SPRINGFIELD -- Ameren Corp. will get more time to meet tougher state pollution-control rules that company executives claimed would have cost hundreds of jobs at downstate power plants.

SPRINGFIELD -- Ameren Corp. will get more time to meet tougher state pollution-control rules that company executives claimed would have cost hundreds of jobs at downstate power plants.


The Illinois Pollution Control Board, meeting in Chicago, voted 4-0 to grant the company’s request for a five-year delay, to 2020, of new standards for sulfur dioxide emissions from coal plants.


Ameren said the ruling would preserve jobs while still cutting emissions. Environmental groups portrayed the decision as caving to polluters at the expense of clean air and health.


More than 2,000 public comments — from environmentalists, labor unions, health care organizations, individuals and, state and local elected officials — were filed with the board


Board members agreed with Ameren’s contention that it could no longer afford to meet the original 2015 deadline as a result of low energy prices, the slow economy and uncertainty over federal air-pollution rules.


S02 reductions


The board also pointed out Ameren would continue to cut sulfur dioxide emissions by upgrading remaining power plants and by keeping the Meredosia and Hutsonville stations closed, though not at the same pace as promised earlier.


“The board finds this compliance plan is satisfactory, as it results in overall reduction of SO2 emissions from 2012 through 2020, and provides a net benefit to Illinois air quality,” the board said in its 70-page ruling.


Ameren released a statement saying the decision appeared to grant most of the company’s request.


“This decision is critical to our employees and the local communities surrounding our energy centers,” the statement said.

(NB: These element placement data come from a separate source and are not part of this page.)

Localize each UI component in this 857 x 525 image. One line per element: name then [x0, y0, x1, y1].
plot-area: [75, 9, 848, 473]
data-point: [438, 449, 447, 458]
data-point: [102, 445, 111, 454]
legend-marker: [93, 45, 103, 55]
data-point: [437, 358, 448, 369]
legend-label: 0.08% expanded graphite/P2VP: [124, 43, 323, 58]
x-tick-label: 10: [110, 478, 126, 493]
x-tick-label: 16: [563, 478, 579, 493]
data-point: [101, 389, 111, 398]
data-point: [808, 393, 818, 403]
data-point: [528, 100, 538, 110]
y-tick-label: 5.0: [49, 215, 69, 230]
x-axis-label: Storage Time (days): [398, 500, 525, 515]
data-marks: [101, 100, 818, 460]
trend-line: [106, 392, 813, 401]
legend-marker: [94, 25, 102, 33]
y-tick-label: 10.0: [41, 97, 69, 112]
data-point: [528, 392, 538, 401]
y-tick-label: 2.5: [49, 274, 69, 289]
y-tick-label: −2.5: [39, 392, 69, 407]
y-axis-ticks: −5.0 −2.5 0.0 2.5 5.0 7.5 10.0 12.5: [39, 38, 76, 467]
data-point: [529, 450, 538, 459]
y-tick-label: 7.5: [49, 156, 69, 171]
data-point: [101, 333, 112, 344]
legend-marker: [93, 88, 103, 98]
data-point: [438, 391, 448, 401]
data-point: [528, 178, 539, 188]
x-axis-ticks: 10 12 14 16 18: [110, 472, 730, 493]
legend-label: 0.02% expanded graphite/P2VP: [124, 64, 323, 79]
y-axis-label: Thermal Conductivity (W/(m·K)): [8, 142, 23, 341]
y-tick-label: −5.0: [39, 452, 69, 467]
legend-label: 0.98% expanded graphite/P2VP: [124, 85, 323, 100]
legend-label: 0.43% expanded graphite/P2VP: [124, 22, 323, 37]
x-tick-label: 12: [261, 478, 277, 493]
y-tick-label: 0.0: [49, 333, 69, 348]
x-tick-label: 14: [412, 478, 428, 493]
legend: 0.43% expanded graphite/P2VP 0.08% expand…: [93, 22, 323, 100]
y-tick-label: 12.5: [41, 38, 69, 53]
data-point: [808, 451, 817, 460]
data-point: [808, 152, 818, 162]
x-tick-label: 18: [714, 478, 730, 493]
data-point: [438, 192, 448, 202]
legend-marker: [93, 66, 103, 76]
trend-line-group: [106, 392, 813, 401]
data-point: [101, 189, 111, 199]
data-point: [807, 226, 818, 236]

Ameren executives had said the company needed additional time to upgrade its Newton, Joppa and Bartonville stations, or one or two would have to close, at a cost of more than 500 jobs.


‘Lifeline to polluters’


Opponents pointed out Ameren committed to the 2015 deadline as part of a 2006 agreement to reduce emissions at its coal-fired plants in Illinois. Attorney General Lisa Madigan was among those opposing the extension.


“The Pollution Control Board will need to decide if it will continue propping up polluters, or if it will stand up for children’s health and the environment by upholding the pollution reduction standard,” said attorney Faith Bugel of the Environmental Law & Policy Center in Chicago.


The board charged with upholding Illinois’ environmental standards has thrown a lifeline to highly-polluting coal plants,” she said.


Both sides lobbied hard on the issue in the weeks leading up to the decision. Dozens of opponents and supporters, including power plant workers and witnesses who said coal emissions contributed to their heart and lung ailments, turned out for a hearing in Springfield in early August.


“It’s unusual to have that many pubic comments,” IPCB spokeswoman Connie Newman said Thursday. “They had comments at the hearings, and they also took written comments.”